Wie aus mehreren Medienberichten der letzten Woche hervorging, wurde ein von dem österreichischen Software-Unternehmen DSIRF GmbH (ATU71409246) entwickelter Staatstrojaner namens ‚Subzero‘ dafür missbraucht, um prominente Anwaltskanzleien in Österreich, aber auch quer durch Europa und Südamerika zu bespitzeln.[1] Das Wiener Unternehmen hat zudem beste Kontakte nach Russland und Berührungspunkte mit dem flüchtigen Wirecard-Chef Jan Marsalek.[2],[3] Laut dem aktuellen Informationsstand soll in Marsaleks Emails eine Präsentation der österreichischen Firma gefunden worden sein, die laut DSIRFs Angaben zuvor dem Bundesministerium für Inneres geschickt worden war. In derselben Präsentation sollen mehrere prominente russische Firmen als Kunden angeführt worden sein.[4]

 

Bereits im August dieses Jahres kamen die Fälle der Bespitzelung mehrerer österreichischer und internationaler Anwaltskanzleien ans Licht, nachdem das Software-Unternehmen Microsoft, auf dessen Betriebssystem die ‚Subzero‘-Technologie spezialisiert ist, eine Warnung aussprach. Diese Woche stellte sich heraus, dass infolge dieser Warnung die Direktion für Staatsschutz und Nachrichtendienst (DSN) Ermittlungen einleitete. Diese führten sogar zu einer kurzfristigen Verhaftung eines Ex-Mitarbeiters von DSIRF GmbH aufgrund von Verdunkelungsgefahr.[5]

 

Trotz dieses Sachbestands stellt sich nun heraus, dass das Heeresnachrichtenamt (HNaA) an einer Zusammenarbeit mit DSIRF und scheinbar am Kauf von deren ‚Subzero‘-Software interessiert war.[6]

 

Die unterfertigenden Abgeordneten stellen daher folgende

ANFRAGE

 

 

1)    Hat es Gespräche zwischen Mitarbeiter*innen Ihres Ministeriums, insbesondere des Heeresnachrichtenamts und/oder des Abwehramts, und dem Unternehmen DSIRF GmbH (ATU71409246), bzw. folgenden nahestehenden Unternehmen gegeben?
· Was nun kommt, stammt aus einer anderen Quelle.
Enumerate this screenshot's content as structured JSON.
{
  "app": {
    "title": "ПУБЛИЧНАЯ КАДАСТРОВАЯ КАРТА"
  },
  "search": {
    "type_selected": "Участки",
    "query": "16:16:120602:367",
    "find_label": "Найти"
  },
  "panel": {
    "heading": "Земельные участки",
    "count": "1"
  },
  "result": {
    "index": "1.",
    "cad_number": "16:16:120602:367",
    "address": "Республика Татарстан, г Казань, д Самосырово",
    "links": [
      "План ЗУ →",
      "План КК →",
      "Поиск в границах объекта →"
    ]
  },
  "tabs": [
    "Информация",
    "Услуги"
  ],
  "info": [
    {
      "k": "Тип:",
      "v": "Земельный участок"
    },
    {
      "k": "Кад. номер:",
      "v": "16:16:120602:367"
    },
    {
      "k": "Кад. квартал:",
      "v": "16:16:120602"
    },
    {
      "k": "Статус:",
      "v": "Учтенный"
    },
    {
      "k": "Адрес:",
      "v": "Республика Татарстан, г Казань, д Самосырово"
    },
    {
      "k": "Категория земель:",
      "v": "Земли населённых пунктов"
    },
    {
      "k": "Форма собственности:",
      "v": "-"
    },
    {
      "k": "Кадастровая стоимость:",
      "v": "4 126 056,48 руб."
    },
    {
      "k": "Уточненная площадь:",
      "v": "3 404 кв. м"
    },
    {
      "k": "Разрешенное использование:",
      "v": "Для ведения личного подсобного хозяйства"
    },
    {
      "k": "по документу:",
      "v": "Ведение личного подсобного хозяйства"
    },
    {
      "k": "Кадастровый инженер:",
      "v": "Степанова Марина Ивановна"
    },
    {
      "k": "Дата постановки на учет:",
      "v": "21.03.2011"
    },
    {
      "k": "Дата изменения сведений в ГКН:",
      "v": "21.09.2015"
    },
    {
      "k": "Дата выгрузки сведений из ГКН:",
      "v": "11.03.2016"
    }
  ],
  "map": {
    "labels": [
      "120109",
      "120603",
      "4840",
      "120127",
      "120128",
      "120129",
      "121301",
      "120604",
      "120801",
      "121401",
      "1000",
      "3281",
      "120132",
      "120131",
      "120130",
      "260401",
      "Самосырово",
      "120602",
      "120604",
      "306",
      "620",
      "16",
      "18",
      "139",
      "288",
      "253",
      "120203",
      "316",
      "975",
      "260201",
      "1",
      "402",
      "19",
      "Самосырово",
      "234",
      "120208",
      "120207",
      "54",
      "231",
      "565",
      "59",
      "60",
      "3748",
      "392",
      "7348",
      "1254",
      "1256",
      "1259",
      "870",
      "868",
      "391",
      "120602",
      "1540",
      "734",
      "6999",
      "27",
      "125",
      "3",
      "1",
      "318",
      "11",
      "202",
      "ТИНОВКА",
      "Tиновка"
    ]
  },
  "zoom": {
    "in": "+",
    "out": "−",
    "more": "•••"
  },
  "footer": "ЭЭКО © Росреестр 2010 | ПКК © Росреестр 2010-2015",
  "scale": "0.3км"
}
a)    DSR Decision Supporting Information Research Forensic GmbH (ATU74983627)

b)    Deep Dive Research Lab AG[7] (Handelsregister: FL-0002.576.355-2), Lichtenstein

c)    MLS Machine Learning Solutions GmbH (ATU75038317)

d)    Guardian GmbH (ATU75671701) bzw. deren Mutter “Guardian AG (Handelsregister: FL-0002.639.291-6)” in Lichtenstein

e)    Code Arch Platform GmbH (Firmenbuch-Nr.: 592761h)

Geben Sie bitte an mit welchen dieser Unternehmen Mitarbeiter*innen Ihres Hauses, insbesondere des HNaA, Kontakt hatten, sowie wann und zu welchem Zweck diese Gespräche geführt wurden.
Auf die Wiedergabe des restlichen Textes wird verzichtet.